Del buon uso di un ortodosso
di Vladimir Zelinskij
“Spiegateci, quando il Papa andrà finalmente a Mosca?”; “Perché la Chiesa Russa parla sempre di proselitismo? Davvero il problema è così grave?” “Qual’è la politica religiosa di Putin?” E così via. Mi sono abituato a queste o simile domande. Le conosco a memoria. Conosco anche le risposte a questi “perché?” e “quale?”, che possono essere semplici, un po’ taglienti e... poco interessanti. Non sapremo proprio un bel niente dell’ortodossia con queste visite-lampo in un’altra realtà, un'altra mentalità, un'altra visione del mondo.

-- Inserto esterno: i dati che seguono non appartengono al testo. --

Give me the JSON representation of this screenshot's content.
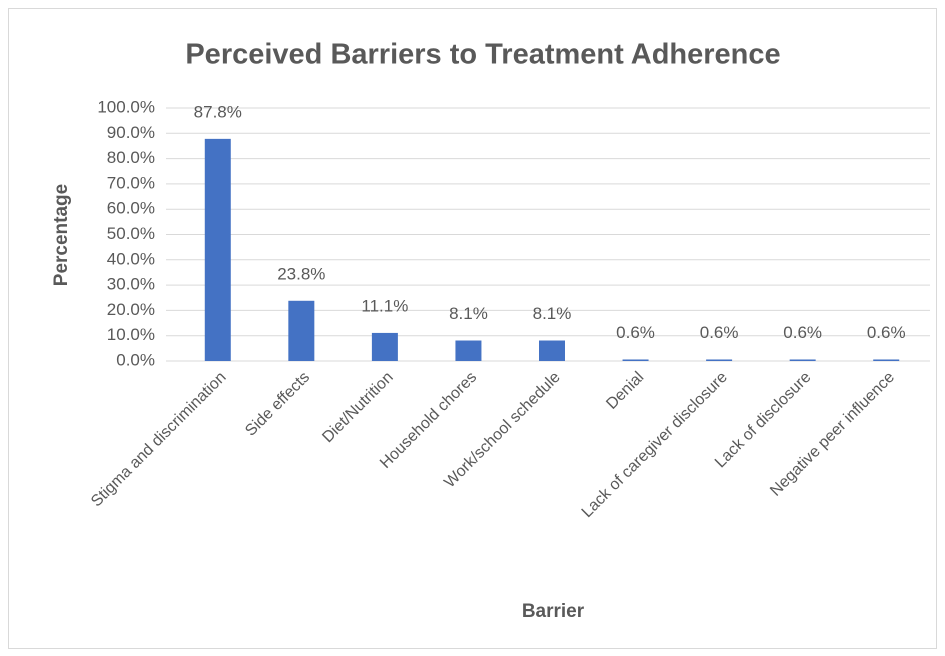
{
  "chart_data": {
    "type": "bar",
    "title": "Perceived Barriers to Treatment Adherence",
    "x_label": "Barrier",
    "y_label": "Percentage",
    "categories": [
      "Stigma and discrimination",
      "Side effects",
      "Diet/Nutrition",
      "Household chores",
      "Work/school schedule",
      "Denial",
      "Lack of caregiver disclosure",
      "Lack of disclosure",
      "Negative peer influence"
    ],
    "values": [
      87.8,
      23.8,
      11.1,
      8.1,
      8.1,
      0.6,
      0.6,
      0.6,
      0.6
    ],
    "value_labels": [
      "87.8%",
      "23.8%",
      "11.1%",
      "8.1%",
      "8.1%",
      "0.6%",
      "0.6%",
      "0.6%",
      "0.6%"
    ],
    "color": "#4472c4",
    "ylim": [
      0,
      100
    ],
    "yticks": [
      {
        "value": 0,
        "label": "0.0%"
      },
      {
        "value": 10,
        "label": "10.0%"
      },
      {
        "value": 20,
        "label": "20.0%"
      },
      {
        "value": 30,
        "label": "30.0%"
      },
      {
        "value": 40,
        "label": "40.0%"
      },
      {
        "value": 50,
        "label": "50.0%"
      },
      {
        "value": 60,
        "label": "60.0%"
      },
      {
        "value": 70,
        "label": "70.0%"
      },
      {
        "value": 80,
        "label": "80.0%"
      },
      {
        "value": 90,
        "label": "90.0%"
      },
      {
        "value": 100,
        "label": "100.0%"
      }
    ],
    "grid": true
  }
}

Un'escursione nel campo della politica ecclesiale, per dire la verità, è proprio l’ultima che mi piacerebbe fare. Non è qui il nostro punto di gloria. Ma il destino dell’ortodosso in Occidente è prima di tutto di essere chiamato come il rappresentante di turno di un certo enigma psicologico d’Oriente; poi, di servire da guardiano di un museo un po’ esotico che tutti ammirano dall’esterno (i canti, le icone, i Padri...), ma che pochi aspirano a penetrare sul serio. Al di fuori di questi due incarichi (aggiungiamo anche lo scarso lavoro nelle comissioni miste, che è roba da teologi), il “polmone orientale” non è particolarmente invitato a respirare accanto a quello occidentale; tutti i grandi problemi del cristianesimo di fronte al mondo contemporaneo di solito sono discussi in altre compagnie.

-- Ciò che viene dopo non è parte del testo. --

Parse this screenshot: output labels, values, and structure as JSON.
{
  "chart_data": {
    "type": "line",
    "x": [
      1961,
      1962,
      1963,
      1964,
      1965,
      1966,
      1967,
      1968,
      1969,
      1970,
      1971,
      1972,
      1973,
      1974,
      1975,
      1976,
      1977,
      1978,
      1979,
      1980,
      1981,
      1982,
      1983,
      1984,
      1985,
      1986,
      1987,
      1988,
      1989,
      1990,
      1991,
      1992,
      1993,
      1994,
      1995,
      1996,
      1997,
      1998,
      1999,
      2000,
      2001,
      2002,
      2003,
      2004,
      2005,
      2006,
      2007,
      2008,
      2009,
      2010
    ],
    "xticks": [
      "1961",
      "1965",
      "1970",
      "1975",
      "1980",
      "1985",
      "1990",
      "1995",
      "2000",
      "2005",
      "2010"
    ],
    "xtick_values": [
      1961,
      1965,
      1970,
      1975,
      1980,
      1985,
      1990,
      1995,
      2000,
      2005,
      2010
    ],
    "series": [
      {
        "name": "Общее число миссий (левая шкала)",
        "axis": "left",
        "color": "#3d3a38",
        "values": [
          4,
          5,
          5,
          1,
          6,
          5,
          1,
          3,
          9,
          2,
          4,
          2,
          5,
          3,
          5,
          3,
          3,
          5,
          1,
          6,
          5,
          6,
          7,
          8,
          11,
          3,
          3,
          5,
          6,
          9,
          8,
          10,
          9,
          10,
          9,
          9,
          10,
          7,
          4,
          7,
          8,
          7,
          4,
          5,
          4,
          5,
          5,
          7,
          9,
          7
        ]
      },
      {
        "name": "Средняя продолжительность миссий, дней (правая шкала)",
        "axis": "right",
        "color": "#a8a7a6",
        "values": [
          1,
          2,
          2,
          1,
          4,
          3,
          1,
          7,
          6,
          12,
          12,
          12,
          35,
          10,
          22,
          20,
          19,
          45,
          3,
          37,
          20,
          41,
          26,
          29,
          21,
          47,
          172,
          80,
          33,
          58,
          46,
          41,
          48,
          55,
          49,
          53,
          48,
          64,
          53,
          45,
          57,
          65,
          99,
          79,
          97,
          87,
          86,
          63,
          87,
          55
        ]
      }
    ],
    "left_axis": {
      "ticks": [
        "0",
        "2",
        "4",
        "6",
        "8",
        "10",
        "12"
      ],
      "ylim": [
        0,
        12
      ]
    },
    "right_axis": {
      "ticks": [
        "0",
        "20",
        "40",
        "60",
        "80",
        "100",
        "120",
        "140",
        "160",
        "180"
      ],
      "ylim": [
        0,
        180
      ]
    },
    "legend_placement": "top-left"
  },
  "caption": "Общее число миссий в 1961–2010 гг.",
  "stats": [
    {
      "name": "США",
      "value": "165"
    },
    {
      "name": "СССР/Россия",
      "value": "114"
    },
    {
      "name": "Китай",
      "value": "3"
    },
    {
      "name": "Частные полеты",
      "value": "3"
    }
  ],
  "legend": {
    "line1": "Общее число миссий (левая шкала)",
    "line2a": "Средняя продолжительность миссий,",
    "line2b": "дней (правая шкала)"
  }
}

Ammetiamo di praticare anche noi analoghi atteggiamenti: il guardare con un po' di superiorità, dall’altezza della nostro torre d’avorio, sulle piccole faccende della storia e di proclamare con l’aria un po’ offesa che siamo quasi vittime di una nuova crociata. (Non facciamo il paragone, però, fra i russi convertiti al cattolicesimo e gli occidentali che sono attirati dall’ortodossia). Forse, tutto questo proviene dal fatto che culturalmente gli “orientali” rimangono fuori uso; in questi ultimi anni, centinaia di migliaia di loro sono venuti in Italia (clandestini ieri, regolari oggi, cittadini dopo), ma dove si può sentire la loro voce? Certo, il loro imperativo vitale è la sopravvivenza fisica e l’aiuto alle famiglie; ma il bisogno della soppravvivenza dell’anima segue sempre ad esso e quasi gli è inseparabile. Non si tratta solo del luogo del culto o di un club della canzone popolare; anche il pensiero venuto dall’Est potrà chiedere un giorno lo spazio per sè.

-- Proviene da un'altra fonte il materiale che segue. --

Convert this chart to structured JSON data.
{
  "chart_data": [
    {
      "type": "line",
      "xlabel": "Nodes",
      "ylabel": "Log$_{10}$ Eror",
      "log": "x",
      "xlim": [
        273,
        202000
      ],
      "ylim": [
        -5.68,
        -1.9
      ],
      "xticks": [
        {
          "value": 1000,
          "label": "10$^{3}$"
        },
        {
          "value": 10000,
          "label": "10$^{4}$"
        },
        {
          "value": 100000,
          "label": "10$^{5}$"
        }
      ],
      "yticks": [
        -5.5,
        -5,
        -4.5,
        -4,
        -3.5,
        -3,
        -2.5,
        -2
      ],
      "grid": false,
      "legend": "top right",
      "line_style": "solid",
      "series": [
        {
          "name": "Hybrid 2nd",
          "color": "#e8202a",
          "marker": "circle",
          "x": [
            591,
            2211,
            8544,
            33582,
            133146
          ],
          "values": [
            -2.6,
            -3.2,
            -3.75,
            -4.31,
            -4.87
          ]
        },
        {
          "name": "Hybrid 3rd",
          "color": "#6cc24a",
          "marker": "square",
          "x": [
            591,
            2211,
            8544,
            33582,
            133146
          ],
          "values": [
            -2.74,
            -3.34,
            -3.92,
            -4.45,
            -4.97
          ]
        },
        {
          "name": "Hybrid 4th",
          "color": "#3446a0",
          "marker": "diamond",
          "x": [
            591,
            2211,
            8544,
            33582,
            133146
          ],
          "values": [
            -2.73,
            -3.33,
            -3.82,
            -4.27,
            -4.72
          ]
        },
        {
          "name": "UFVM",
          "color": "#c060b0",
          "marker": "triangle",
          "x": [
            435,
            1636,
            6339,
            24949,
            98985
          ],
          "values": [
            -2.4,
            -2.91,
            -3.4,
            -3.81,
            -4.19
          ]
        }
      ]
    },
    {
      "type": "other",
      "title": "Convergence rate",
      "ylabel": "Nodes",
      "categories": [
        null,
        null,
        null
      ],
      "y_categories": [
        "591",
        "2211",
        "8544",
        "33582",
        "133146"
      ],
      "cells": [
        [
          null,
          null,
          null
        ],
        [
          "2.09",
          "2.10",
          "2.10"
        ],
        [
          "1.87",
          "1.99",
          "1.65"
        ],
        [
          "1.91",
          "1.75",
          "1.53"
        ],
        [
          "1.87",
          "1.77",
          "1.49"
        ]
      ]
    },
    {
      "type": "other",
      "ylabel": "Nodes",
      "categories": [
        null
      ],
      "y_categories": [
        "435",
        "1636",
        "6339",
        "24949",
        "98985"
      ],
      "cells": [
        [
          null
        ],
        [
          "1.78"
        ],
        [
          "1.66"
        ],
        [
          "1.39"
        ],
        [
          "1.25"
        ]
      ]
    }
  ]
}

La saggezza antica e sempre rinascente della Chiesa d’Oriente è ancora in attesa di essere reclamata. E allora un amico cattolico prima di chiedermi sul viaggio sempre rimandato del Papa (io, da parte mia, credo che l’abbraccio fraterno fra la Prima Roma e la cosiddetta Terza sia più che indispensabile), mi interpellerà: quale è “il vostro” mistero del Cristo? Come è vissuto e celebrato proprio da voi, ortodossi? E che dice questo mistero oggi, alla famiglia umana?